The chart below illustrates how choosing a deductible can increase or decrease insurance rates when quoting cheap insurance for Uber drivers. Data assumes a single female driver, full coverage, and no discounts are applied.
The data above shows that a 40-year-old driver could lower their car insurance rates by $376 a year by switching the physical damage coverage from a $100 deductible up to a $500 deductible, or save $566 by choosing a $1,000 deductible. Youthful drivers, like the 20-year-old example, could roll back prices up to $966 every year by choosing larger deductibles on their policy.
If you do decide to increase your deductibles, it will be necessary to have enough funds in savings to be able to cover the extra out-of-pocket expense, which is the one disadvantage of using larger deductibles.
Why are you paying too much for Colorado Springs car insurance?
Colorado Springs car insurance rates are calculated based on many things that will increase or decrease the price of coverage. Getting older, buying higher coverage limits, or getting caught speeding can trigger price changes resulting in some rates now being cheaper than others. Not only that, but insurance companies file new Colorado car insurance rates as often as every quarter to reflect underwriting profits or losses. An unexpected high level of claims can cause rate hikes, while lower claims can cause cheaper Colorado Springs car insurance rates.

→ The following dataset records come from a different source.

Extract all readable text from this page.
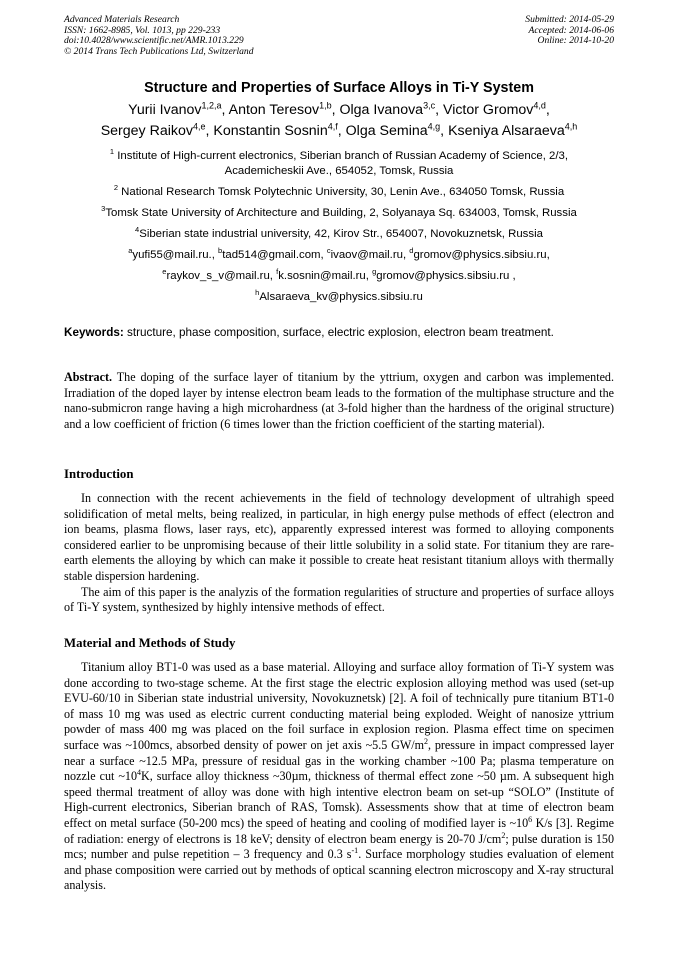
Advanced Materials Research
ISSN: 1662-8985, Vol. 1013, pp 229-233
doi:10.4028/www.scientific.net/AMR.1013.229
© 2014 Trans Tech Publications Ltd, Switzerland
Submitted: 2014-05-29
Accepted: 2014-06-06
Online: 2014-10-20
Structure and Properties of Surface Alloys in Ti-Y System
Yurii Ivanov$^{1,2,a}$, Anton Teresov$^{1,b}$, Olga Ivanova$^{3,c}$, Victor Gromov$^{4,d}$,
Sergey Raikov$^{4,e}$, Konstantin Sosnin$^{4,f}$, Olga Semina$^{4,g}$, Kseniya Alsaraeva$^{4,h}$
$^1$ Institute of High-current electronics, Siberian branch of Russian Academy of Science, 2/3,
Academicheskii Ave., 654052, Tomsk, Russia
$^2$ National Research Tomsk Polytechnic University, 30, Lenin Ave., 634050 Tomsk, Russia
$^3$Tomsk State University of Architecture and Building, 2, Solyanaya Sq. 634003, Tomsk, Russia
$^4$Siberian state industrial university, 42, Kirov Str., 654007, Novokuznetsk, Russia
$^a$yufi55@mail.ru., $^b$tad514@gmail.com, $^c$ivaov@mail.ru, $^d$gromov@physics.sibsiu.ru,
$^e$raykov_s_v@mail.ru, $^f$k.sosnin@mail.ru, $^g$gromov@physics.sibsiu.ru ,
$^h$Alsaraeva_kv@physics.sibsiu.ru
Keywords: structure, phase composition, surface, electric explosion, electron beam treatment.
Abstract. The doping of the surface layer of titanium by the yttrium, oxygen and carbon was implemented. Irradiation of the doped layer by intense electron beam leads to the formation of the multiphase structure and the nano-submicron range having a high microhardness (at 3-fold higher than the hardness of the original structure) and a low coefficient of friction (6 times lower than the friction coefficient of the starting material).
Introduction

In connection with the recent achievements in the field of technology development of ultrahigh speed solidification of metal melts, being realized, in particular, in high energy pulse methods of effect (electron and ion beams, plasma flows, laser rays, etc), apparently expressed interest was formed to alloying components considered earlier to be unpromising because of their little solubility in a solid state. For titanium they are rare-earth elements the alloying by which can make it possible to create heat resistant titanium alloys with thermally stable dispersion hardening.

The aim of this paper is the analyzis of the formation regularities of structure and properties of surface alloys of Ti-Y system, synthesized by highly intensive methods of effect.

Material and Methods of Study

Titanium alloy BT1-0 was used as a base material. Alloying and surface alloy formation of Ti-Y system was done according to two-stage scheme. At the first stage the electric explosion alloying method was used (set-up EVU-60/10 in Siberian state industrial university, Novokuznetsk) [2]. A foil of technically pure titanium BT1-0 of mass 10 mg was used as electric current conducting material being exploded. Weight of nanosize yttrium powder of mass 400 mg was placed on the foil surface in explosion region. Plasma effect time on specimen surface was ~100mcs, absorbed density of power on jet axis ~5.5 $GW/m^2$, pressure in impact compressed layer near a surface ~12.5 MPa, pressure of residual gas in the working chamber ~100 Pa; plasma temperature on nozzle cut $\sim 10^4K$, surface alloy thickness ~30µm, thickness of thermal effect zone ~50 µm. A subsequent high speed thermal treatment of alloy was done with high intentive electron beam on set-up “SOLO” (Institute of High-current electronics, Siberian branch of RAS, Tomsk). Assessments show that at time of electron beam effect on metal surface (50-200 mcs) the speed of heating and cooling of modified layer is $\sim 10^6$ K/s [3]. Regime of radiation: energy of electrons is 18 keV; density of electron beam energy is 20-70 $J/cm^2$; pulse duration is 150 mcs; number and pulse repetition – 3 frequency and 0.3 $s^{-1}$. Surface morphology studies evaluation of element and phase composition were carried out by methods of optical scanning electron microscopy and X-ray structural analysis.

The data below shows the company with the cheapest car insurance in Colorado Springs, CO for a 45-year-old female driver with no prior accidents, a clean driving record, and a decent credit rating. Based on her current rating profile, The Hartford might offer the cheapest car insurance rates in Colorado Springs at $1,008 each year. This is $570 less than the average premium paid by Colorado drivers of $1,578. Grange, USAA, GEICO, and Nationwide are also on the list of the most affordable Colorado Springs, CO auto insurance companies.
Now we will give the driver from the first set of rates a claim or two, a lower credit rating, and a stop sign violation. Since every car insurance company has their own guidelines for determining rates, analyzing rate quotes will most likely result in a different list of the cheapest Colorado Springs car insurance companies as shown below.
State Farm now has the best price in Colorado Springs, CO with Travelers, American Family, Amica, and USAA also having competitive pricing. This example demonstrates why consumers need to take the time to shop around when trying to get the cheapest car insurance rates for Uber drivers. Insurance rates are impacted by many factors and can increase or decrease at any time, so the most affordable company when you bought your policy may now be costing you a lot of money.